Mitsuko Uchida débute ses études pianistiques à Tokyo, dans un environnement familial qui n'est pas particulièrement musical. En 1961, la maisonnée déménage à Vienne et Mitsuko Uchida y poursuit ses études musicales avec Richard Hauser. Quand le mandat d'ambassadeur de son père se termine, 4 ans plus tard, elle décide de rester à Vienne. En 1969, à l'âge de 20 ans, elle y remporte le premier prix du concours Beethoven. L'année suivante, elle se classe deuxième au concours Chopin de Varsovie.

En 1973, Mitsuko Uchida prend une décision importante : elle cesse de suivre des cours, décidant d'assumer elle-même ses choix et ses erreurs et déménage à Londres (où elle réside d'ailleurs toujours). Elle se classe deuxième au Leeds en 1975. La reconnaissance tarde toutefois malgré les prix.
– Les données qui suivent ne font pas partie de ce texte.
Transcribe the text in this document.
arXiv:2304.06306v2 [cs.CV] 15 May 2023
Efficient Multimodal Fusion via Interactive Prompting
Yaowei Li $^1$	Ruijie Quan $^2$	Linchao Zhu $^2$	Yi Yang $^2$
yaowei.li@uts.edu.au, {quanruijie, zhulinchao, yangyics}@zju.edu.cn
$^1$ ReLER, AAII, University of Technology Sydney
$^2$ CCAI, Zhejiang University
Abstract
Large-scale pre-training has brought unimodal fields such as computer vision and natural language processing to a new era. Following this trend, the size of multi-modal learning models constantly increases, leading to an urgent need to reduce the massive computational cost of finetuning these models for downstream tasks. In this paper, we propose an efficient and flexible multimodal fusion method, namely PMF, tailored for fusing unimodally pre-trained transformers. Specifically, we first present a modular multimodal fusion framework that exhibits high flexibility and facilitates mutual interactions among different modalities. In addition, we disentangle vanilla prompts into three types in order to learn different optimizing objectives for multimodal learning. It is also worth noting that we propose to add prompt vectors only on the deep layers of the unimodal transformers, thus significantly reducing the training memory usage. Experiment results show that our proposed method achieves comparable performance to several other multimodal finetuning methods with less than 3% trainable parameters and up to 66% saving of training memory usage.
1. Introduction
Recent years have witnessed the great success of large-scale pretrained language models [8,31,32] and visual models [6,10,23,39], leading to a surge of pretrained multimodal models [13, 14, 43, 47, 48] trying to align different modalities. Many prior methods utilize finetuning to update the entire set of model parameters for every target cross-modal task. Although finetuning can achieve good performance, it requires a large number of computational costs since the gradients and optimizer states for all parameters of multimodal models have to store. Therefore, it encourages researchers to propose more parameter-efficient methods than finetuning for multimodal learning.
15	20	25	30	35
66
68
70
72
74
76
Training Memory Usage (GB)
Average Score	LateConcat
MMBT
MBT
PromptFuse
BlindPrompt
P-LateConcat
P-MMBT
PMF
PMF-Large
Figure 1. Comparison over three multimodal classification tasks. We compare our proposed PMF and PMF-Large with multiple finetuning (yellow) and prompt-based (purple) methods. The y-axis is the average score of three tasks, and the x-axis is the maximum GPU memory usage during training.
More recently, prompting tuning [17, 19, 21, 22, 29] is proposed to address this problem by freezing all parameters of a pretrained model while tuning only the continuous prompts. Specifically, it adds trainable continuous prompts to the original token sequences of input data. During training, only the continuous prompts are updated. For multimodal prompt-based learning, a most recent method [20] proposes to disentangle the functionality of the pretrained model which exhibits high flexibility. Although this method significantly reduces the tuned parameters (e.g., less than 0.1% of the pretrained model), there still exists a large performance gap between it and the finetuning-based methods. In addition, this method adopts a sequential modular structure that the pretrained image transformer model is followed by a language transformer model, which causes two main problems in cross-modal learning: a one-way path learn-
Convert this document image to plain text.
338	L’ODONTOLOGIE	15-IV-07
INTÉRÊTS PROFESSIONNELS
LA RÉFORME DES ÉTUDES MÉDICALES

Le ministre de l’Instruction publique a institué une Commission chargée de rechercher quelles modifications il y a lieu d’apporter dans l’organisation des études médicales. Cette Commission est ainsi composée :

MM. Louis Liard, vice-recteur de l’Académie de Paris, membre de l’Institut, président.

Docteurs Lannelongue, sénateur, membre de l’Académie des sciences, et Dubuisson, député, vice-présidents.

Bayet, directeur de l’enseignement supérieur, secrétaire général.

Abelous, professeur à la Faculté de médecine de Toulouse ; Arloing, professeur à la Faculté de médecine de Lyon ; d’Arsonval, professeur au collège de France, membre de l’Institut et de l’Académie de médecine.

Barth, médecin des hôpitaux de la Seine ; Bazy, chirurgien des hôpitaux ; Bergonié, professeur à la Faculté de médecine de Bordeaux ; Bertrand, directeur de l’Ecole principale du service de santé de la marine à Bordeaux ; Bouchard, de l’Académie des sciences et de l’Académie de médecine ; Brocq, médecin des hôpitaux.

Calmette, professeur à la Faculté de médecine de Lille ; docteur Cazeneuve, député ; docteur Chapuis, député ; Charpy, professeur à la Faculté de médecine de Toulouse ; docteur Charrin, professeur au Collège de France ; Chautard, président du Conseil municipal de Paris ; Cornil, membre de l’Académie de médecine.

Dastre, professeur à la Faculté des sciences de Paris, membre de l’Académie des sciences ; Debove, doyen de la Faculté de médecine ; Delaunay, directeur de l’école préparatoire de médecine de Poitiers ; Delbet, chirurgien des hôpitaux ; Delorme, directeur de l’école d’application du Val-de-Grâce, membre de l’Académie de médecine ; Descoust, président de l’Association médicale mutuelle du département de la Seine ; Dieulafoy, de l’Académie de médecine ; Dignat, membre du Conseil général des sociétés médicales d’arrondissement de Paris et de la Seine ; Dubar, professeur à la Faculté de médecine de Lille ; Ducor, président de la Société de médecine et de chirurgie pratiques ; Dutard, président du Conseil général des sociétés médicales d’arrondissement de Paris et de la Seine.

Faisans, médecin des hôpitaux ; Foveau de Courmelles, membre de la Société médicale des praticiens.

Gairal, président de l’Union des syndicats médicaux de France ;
En 1982, son interprétation au Wigmore Hall de Londres de l'intégrale des sonates de Mozart soulève l'enthousiasme du public et de la critique. Un représentant de la compagnie Philips, présent dans la salle, l'engage aussitôt pour endisquer un coffret des 19 sonates. Cet enregistrement paru en 1989 lui mérite des prix prestigieux. Elle a également enregistré l'intégrale des concertos de Mozart et se propose de les rejouer en concert entre 2000 et 2010, assumant les rôles de soliste et de chef d'orchestre.

Malgré sa réputation et sa popularité, Uchida ne donne pas plus de 50 concerts par année, n'enregistre qu'un CD (exclusivement pour Philips) et protège jalousement sa vie privée. Elle déteste tout l'aspect «marketing» de l'industrie. Elle aime prendre des risques et refuse de devenir un produit, une vedette à vendre. Malgré une présence intrigante sur scène, elle préfère rester au service de la musique et fait toujours passer sa personnalité au second plan.

Quand elle se retire de la scène, elle n'écoute pas les enregistrements des autres artistes. Elle analyse plutôt en détail les partitions des ¦uvres qu'elle travaille, étudie l'instrumentation de l'époque et fouille les biographies des compositeurs afin de saisir leur état d'esprit au moment de la composition d'une ¦uvre donnée. Ces bases posées, elle amorce le travail d'interprétation, qu'elle débute instinctivement. Vient ensuite un travail acharné qui lui permet, après maintes répétitions et beaucoup de réflexion, de se glisser dans l'oeuvre.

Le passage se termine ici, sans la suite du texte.